Greg Davies is a God in our house. As Mr Gilbert, the sadistic head of sixth form in The Inbetweeners, he’s teenage idol heaven.
As the harassed dad in surprise hit sitcom Cuckoo, he evokes national parental sympathy, and as a stand-up he makes us roar with universal laughter. Full house.
But with such complete comedic domination there is little need for him to then embark on a 48-date tour of the country with his enigmatically titled The Back Of My Mum’s Head.
“No, but I love it. Stand up is the most exciting thing in the world. And the last tour was 115 nights so this is quite civilised really.
“Besides, if I don’t do the show I’d just walk around my flat singing and talking out loud, because I have to splurge this stuff or I’d physically injure myself. I just have to get it out.”
Even so, you wouldn’t think Greg has time either, but with The Inbetweeners concluded and Cuckoo series one done and dusted, the tour’s timing actually suits the 43-year-old down to the ground. “Just because I’ve had a good year, there’s nothing I like better than a good whinge, the classic whingeing of a middle-aged man, which I get to do on stage. It doesn’t make for a good evening saying I’m really enjoying my sitcom and have nothing to moan about.”
And Greg is making the most of it, especially as he was such a late starter. He was a teacher until just a few years ago, when he jacked it all in for life as a stand-up. So what took him so long?
“I always had a burning desire to do comedy. It was all I ever wanted to do. I just got to an age where I couldn’t put it off any more and if I didn’t get on with it I would be a teacher for the rest of my life. It was a bit of a early mid-lifer really.”
Not that it was straightforward transition, even for someone as seemingly thick-skinned as Greg.
“Stand up isn’t easy at all. It’s really difficult, so it’s a real test of your heart and nervous system. But after the first couple of years I thought ‘I need to stop feeling sick’ so now I manage to be merely agitated. If you really want to do something you can do it, but it’s never easy and often unpleasant,” he says in that famous deadpan manner.

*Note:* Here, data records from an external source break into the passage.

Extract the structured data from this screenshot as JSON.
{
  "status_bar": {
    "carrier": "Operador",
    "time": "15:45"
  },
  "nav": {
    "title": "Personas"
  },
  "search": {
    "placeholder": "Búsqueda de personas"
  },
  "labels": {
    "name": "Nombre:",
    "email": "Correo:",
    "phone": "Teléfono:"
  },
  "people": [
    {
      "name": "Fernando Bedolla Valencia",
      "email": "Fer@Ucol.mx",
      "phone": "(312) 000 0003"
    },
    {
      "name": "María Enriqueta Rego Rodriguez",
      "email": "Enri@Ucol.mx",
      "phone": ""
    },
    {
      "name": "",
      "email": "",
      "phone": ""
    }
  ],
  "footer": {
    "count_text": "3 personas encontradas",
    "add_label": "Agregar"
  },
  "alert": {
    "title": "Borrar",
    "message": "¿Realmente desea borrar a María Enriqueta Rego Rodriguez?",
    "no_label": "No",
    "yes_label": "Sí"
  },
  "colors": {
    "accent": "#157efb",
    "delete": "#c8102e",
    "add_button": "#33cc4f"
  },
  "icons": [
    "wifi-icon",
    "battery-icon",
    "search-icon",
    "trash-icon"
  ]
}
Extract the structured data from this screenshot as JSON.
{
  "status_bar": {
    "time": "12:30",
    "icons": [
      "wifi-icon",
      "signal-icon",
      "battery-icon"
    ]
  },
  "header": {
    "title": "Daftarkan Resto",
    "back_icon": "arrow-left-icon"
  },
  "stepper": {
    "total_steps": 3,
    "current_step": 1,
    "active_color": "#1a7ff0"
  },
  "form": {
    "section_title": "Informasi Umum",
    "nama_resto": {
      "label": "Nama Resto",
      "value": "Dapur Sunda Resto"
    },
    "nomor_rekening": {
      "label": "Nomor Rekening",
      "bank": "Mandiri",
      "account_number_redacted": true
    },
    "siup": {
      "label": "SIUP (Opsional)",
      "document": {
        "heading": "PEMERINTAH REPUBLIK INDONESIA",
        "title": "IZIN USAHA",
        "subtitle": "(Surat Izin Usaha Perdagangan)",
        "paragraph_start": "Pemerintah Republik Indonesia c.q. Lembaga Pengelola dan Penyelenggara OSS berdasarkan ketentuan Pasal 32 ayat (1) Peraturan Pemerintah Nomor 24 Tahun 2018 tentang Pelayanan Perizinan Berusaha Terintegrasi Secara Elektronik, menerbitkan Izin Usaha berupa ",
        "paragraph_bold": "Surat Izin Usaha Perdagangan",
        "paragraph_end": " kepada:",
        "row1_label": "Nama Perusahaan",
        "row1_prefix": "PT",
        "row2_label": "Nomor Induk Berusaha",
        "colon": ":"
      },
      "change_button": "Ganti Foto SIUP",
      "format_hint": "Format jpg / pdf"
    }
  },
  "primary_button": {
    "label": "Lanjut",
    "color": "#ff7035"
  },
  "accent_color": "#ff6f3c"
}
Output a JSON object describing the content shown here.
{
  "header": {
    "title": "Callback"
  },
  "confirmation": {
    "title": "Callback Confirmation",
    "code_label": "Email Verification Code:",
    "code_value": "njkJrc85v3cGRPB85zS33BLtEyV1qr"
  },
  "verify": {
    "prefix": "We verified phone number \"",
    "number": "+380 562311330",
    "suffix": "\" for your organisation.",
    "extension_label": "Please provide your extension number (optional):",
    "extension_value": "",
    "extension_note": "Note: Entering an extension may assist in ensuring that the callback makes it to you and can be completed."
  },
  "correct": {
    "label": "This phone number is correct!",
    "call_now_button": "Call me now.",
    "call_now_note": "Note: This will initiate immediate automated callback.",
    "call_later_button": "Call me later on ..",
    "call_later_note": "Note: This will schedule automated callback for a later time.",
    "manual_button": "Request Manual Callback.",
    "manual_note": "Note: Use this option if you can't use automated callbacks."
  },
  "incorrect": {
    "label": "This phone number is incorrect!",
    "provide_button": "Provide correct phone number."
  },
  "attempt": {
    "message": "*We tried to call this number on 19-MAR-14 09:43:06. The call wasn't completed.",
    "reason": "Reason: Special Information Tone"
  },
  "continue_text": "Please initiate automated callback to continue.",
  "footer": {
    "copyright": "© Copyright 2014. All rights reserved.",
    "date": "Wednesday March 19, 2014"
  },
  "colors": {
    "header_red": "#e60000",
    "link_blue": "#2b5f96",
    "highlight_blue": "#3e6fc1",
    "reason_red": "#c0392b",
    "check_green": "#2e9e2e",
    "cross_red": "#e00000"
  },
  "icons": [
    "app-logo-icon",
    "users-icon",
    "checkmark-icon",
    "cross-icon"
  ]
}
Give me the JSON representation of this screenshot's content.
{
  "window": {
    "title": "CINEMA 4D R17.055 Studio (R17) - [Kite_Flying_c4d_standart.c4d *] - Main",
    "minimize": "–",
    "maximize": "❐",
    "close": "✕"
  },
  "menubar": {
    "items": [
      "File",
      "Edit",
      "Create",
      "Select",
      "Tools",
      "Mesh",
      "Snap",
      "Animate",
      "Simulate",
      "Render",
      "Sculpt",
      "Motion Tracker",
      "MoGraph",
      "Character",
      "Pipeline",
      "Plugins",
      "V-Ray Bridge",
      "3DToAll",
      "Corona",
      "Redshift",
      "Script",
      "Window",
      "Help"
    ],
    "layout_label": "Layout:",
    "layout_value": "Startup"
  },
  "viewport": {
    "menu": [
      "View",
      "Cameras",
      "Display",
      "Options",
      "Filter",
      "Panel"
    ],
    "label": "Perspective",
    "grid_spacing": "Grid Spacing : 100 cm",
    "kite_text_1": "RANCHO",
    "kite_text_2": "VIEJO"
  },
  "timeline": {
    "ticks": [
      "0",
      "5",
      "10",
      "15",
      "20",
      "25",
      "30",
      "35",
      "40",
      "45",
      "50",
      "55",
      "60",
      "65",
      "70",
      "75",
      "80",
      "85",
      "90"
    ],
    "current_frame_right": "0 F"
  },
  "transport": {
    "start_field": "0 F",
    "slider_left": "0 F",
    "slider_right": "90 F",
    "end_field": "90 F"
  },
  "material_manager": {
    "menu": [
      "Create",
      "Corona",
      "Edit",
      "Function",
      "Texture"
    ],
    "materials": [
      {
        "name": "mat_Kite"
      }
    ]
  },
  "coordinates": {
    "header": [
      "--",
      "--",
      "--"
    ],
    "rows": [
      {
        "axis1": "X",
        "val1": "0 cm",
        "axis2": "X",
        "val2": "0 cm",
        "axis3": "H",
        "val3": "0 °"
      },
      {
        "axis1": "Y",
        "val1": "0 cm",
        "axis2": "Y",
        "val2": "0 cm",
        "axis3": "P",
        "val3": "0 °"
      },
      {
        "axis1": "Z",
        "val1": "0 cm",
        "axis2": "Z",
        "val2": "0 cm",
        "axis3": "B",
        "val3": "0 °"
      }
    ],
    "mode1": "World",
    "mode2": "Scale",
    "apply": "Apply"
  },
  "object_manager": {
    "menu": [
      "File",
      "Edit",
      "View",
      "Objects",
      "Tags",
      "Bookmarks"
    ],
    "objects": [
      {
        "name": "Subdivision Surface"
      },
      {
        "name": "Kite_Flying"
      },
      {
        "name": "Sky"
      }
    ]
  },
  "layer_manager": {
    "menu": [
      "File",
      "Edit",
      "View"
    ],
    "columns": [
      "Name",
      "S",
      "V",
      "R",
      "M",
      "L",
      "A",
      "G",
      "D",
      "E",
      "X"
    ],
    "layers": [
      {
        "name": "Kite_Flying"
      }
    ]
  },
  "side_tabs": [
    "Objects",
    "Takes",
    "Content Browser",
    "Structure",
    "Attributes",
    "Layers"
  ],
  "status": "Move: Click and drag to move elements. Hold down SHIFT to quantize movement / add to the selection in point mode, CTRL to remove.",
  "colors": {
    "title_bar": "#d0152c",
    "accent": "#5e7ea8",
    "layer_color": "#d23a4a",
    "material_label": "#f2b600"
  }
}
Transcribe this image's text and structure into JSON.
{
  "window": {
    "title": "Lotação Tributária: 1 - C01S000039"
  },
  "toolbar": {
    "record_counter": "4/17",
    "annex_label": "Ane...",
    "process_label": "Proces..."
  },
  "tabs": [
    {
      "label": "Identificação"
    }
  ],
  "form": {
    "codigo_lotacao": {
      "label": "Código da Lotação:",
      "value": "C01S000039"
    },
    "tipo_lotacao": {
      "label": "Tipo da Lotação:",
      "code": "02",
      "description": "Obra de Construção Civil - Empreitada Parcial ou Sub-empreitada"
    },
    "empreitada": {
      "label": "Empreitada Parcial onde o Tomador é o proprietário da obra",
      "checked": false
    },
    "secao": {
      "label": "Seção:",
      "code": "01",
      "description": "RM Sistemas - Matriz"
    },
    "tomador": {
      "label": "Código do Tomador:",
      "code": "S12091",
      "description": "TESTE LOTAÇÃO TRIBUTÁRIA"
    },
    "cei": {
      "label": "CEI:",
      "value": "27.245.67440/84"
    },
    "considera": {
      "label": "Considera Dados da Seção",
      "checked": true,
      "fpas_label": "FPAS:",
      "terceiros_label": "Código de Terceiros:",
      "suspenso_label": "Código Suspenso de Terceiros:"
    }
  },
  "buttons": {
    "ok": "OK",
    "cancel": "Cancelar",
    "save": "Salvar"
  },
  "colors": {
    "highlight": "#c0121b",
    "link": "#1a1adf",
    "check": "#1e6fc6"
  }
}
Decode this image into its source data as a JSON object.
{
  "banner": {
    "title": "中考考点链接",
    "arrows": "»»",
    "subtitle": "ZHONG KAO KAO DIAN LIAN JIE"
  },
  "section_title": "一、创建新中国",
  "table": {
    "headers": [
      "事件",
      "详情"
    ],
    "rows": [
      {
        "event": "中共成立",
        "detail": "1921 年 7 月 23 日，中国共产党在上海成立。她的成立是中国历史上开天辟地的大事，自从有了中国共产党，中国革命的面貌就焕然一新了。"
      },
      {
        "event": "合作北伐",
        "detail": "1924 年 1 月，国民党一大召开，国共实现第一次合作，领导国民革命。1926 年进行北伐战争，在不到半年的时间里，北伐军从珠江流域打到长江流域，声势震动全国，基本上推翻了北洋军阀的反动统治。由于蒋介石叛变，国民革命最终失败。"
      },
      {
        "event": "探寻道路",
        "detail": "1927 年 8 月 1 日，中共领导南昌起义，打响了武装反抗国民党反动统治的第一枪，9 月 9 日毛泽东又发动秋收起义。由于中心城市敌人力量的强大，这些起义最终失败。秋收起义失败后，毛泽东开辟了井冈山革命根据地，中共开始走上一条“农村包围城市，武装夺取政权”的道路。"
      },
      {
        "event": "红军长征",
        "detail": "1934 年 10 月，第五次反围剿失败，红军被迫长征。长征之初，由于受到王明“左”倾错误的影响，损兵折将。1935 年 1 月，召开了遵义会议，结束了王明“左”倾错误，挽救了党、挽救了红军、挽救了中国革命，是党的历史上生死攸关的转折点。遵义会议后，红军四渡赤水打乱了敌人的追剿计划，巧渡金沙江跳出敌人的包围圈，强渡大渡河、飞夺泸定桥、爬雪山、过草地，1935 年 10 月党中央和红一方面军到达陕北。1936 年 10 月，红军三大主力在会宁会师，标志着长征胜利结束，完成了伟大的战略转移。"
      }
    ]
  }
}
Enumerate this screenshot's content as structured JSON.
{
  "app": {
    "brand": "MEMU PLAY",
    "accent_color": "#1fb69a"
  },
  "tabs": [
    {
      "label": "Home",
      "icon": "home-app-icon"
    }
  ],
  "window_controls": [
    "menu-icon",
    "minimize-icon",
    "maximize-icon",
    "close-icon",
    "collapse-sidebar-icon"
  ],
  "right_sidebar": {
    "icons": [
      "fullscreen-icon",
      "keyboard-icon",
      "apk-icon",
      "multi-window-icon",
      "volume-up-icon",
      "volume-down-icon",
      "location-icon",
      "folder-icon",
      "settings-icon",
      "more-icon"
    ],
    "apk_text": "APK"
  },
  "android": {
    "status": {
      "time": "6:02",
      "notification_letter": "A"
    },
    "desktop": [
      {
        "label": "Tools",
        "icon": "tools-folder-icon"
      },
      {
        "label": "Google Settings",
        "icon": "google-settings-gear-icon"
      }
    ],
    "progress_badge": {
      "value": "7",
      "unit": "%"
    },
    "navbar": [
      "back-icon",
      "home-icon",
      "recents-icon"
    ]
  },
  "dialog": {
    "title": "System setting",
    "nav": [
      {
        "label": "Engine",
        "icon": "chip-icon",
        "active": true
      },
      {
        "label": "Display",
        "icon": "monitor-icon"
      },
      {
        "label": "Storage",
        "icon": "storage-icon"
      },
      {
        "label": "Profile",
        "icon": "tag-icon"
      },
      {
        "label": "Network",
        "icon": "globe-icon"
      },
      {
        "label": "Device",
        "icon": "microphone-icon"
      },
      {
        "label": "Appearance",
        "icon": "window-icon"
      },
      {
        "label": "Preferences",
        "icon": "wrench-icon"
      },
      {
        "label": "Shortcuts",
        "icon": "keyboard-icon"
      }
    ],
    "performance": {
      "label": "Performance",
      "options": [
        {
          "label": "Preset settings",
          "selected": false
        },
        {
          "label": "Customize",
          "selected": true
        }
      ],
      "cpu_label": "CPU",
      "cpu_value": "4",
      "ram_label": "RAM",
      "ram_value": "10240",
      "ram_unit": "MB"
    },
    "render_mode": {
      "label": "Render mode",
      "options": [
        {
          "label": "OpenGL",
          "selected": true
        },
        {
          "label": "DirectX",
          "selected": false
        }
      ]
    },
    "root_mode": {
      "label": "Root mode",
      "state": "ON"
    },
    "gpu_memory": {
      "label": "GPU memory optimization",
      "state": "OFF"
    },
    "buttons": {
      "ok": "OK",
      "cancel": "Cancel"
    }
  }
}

Ironic then that his most famous TV character Mr Gilbert is in the same line of work. “People always ask me if I taught like him, and I say. ‘Of course not, Mr Gilbert is a psychopath.’ You can’t play more of a lunatic than Gilbert. He really is a terrible bully.”
Still, teaching must have kitted Greg out with some practical tools for the acting profession?
“Well, it gets you used to talking to an unwilling crowd,” he smiles. “And while acting is quite new to me, I did drama at university 20 years ago and I taught it.”
Amazing then that The Inbetweeners was his first real acting job. “Yes, sorry to all the proper actors,” he quips. Does it mean his teenage fans’ parents don’t have any idea who he is? “No, the parents watch it too, gleefully,” he tells me.
And what of all the hype and backlash around the content and language?
“I don’t think there’s anything in The Inbetweeners that wouldn’t be said in any playground, so there’s nothing shocking in it.
“It’s written by middle-aged men and I’d argue that’s why its such a success, because it taps into a national innocence. So while there is swearing and bad language there is also a real innocence there which we crave. It’s certainly nothing worse than when I was at school.”
But back to the show, which is all loosely based around a photograph of his mother.
“Yes, we were on a day trip to the Welsh coast and when the pics came out there was this one of the back of my mum’s head and it made me laugh my head off every time I looked at it. So its an evocative title and a good starting point to the show.”
And what of the content?
“There are lots of things which fill up my stupid little brain, but I start off with things that make me laugh.”
Famously close to his family, his father featured heavily in his last tour, so now it’s his mums turn.
“Dad rang me last week actually and said ‘I don’t seem to be making much of an appearance in this one’,” Greg laughs, “which is nice. but he dominated the last one. And mum wasn’t pleased because she was about to have her hair done.
“But the basis of the show is about how you feel when you reach adulthood and how aware you are of your parents. I’m offering up the hypothesis that there is no such thing as a normal person and that when you become an adult you just suppress your behaviour. It’s like a modern day Noah’s ark.
So nothing too controversial then?
“The secret to comedy is that you have to be honest and find the things that you talk about funny.
“I don’t have to set myself boundaries. I just do the things that I find funny so it’s not an issue for me.”
And then he pauses: “I won’t tell you anymore though – you’ll just have to come and see it.”